As per the documentation, data should contain
A DER (Distinguished Encoding Rules) representation of an X.509
certificate
If your data begins with "-----BEGIN...", then it is the wrong format. PEM can be converted to DER (and vice versa) with OpenSSL - here is a handy reference https://www.sslshopper.com/article-most-common-openssl-commands.html.
Also, in case of a self-signed certificate (judging by "localhost"), the validateCertificateChain property should be false. Otherwise the request will fail with a "cancelled" NSError.
Additionally, starting from iOS9, App Transport Security settings should be set to allow arbitrary loads (in Info.plist). That is the only setting that will permit self-signed certificates to be evaluated by your app. Without it, the Alamofire trust policy mechanism will not get a chance to kick in.
I had a similar problem. Alamofire couldn't find my certificate, the ServerTrustPolicy.certificatesInBundle() method did not return anything.
The problem was that when dragging my certificate into my Xcode project I didn't select "Add to targets: MyProjectName".
Make sure that you downloaded the certificate in der format and added correctly to your project.
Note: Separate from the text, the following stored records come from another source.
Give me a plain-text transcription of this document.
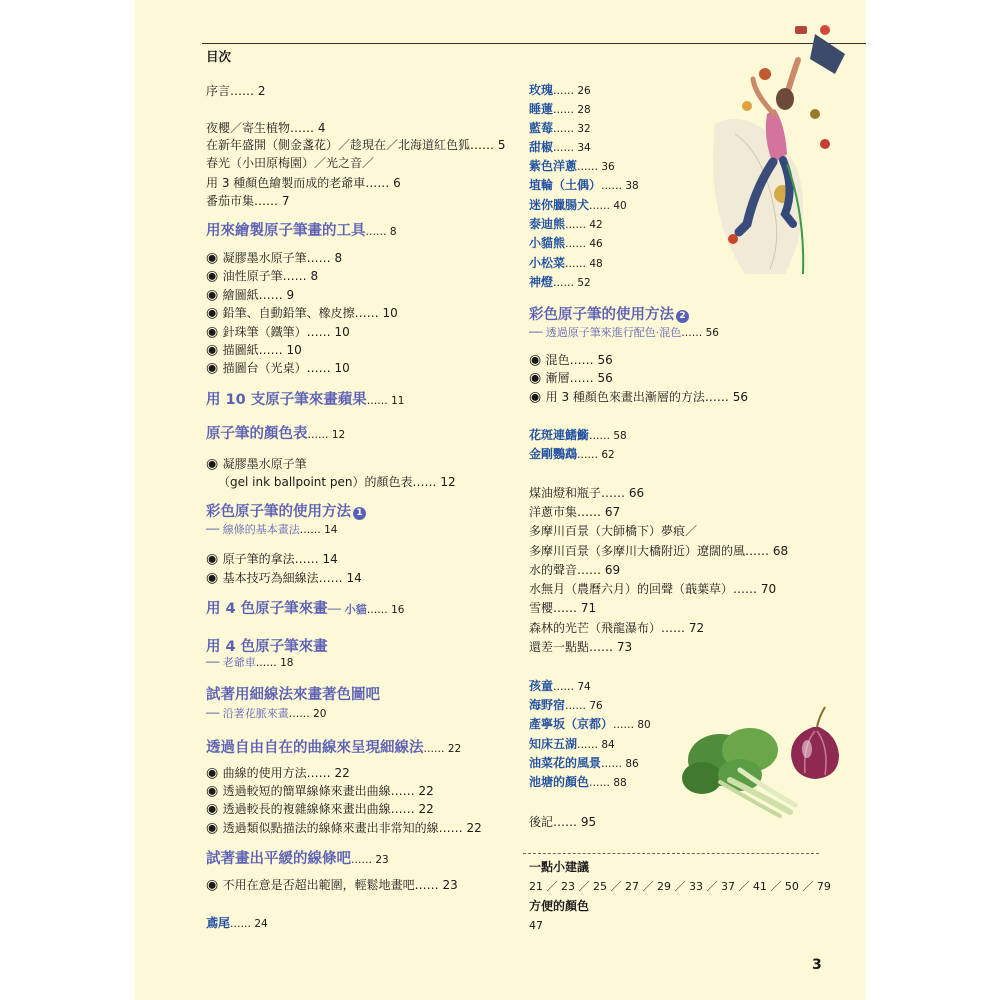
目次
序言…… 2
夜櫻／寄生植物…… 4
在新年盛開（側金盞花）／趁現在／北海道紅色狐…… 5
春光（小田原梅園）／光之音／
用 3 種顏色繪製而成的老爺車…… 6
番茄市集…… 7
用來繪製原子筆畫的工具…… 8
◉ 凝膠墨水原子筆…… 8
◉ 油性原子筆…… 8
◉ 繪圖紙…… 9
◉ 鉛筆、自動鉛筆、橡皮擦…… 10
◉ 針珠筆（鐵筆）…… 10
◉ 描圖紙…… 10
◉ 描圖台（光桌）…… 10
用 10 支原子筆來畫蘋果…… 11
原子筆的顏色表…… 12
◉ 凝膠墨水原子筆
（gel ink ballpoint pen）的顏色表…… 12
彩色原子筆的使用方法 1
── 線條的基本畫法…… 14
◉ 原子筆的拿法…… 14
◉ 基本技巧為細線法…… 14
用 4 色原子筆來畫── 小貓…… 16
用 4 色原子筆來畫
── 老爺車…… 18
試著用細線法來畫著色圖吧
── 沿著花脈來畫…… 20
透過自由自在的曲線來呈現細線法…… 22
◉ 曲線的使用方法…… 22
◉ 透過較短的簡單線條來畫出曲線…… 22
◉ 透過較長的複雜線條來畫出曲線…… 22
◉ 透過類似點描法的線條來畫出非常知的線…… 22
試著畫出平緩的線條吧…… 23
◉ 不用在意是否超出範圍，輕鬆地畫吧…… 23
鳶尾…… 24
玫瑰…… 26
睡蓮…… 28
藍莓…… 32
甜椒…… 34
紫色洋蔥…… 36
埴輪（土偶）…… 38
迷你臘腸犬…… 40
泰迪熊…… 42
小貓熊…… 46
小松菜…… 48
神燈…… 52
彩色原子筆的使用方法 2
── 透過原子筆來進行配色‧混色…… 56
◉ 混色…… 56
◉ 漸層…… 56
◉ 用 3 種顏色來畫出漸層的方法…… 56
花斑連鰭䲗…… 58
金剛鸚鵡…… 62
煤油燈和瓶子…… 66
洋蔥市集…… 67
多摩川百景（大師橋下）夢痕／
多摩川百景（多摩川大橋附近）遼闊的風…… 68
水的聲音…… 69
水無月（農曆六月）的回聲（蕺葉草）…… 70
雪櫻…… 71
森林的光芒（飛龍瀑布）…… 72
還差一點點…… 73
孩童…… 74
海野宿…… 76
產寧坂（京都）…… 80
知床五湖…… 84
油菜花的風景…… 86
池塘的顏色…… 88
後記…… 95
一點小建議
21 ／ 23 ／ 25 ／ 27 ／ 29 ／ 33 ／ 37 ／ 41 ／ 50 ／ 79
方便的顏色
47
3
after that define a static SessionManager as mentioned below
public static let sharedManager: SessionManager = {
let serverTrustPolicies: [String: ServerTrustPolicy] = [
"subdomain.domain.com": .pinCertificates(
certificates: ServerTrustPolicy.certificates(),
validateCertificateChain: false,
validateHost: true
),
"insecure.expired-apis.com": .disableEvaluation
]
let manager = Alamofire.SessionManager(serverTrustPolicyManager: ServerTrustPolicyManager(policies: serverTrustPolicies))
return manager
}()
then you can call the above sharedManager:
YourHttpClassName.sharedManager.request(url, method: .get, headers: headers).response { response in
print("Request: \(response.request)")
print("Response: \(response.response)")
print("Error: \(response.error)")
debugPrint(response)
}
it should work fine with your self-signed certificate.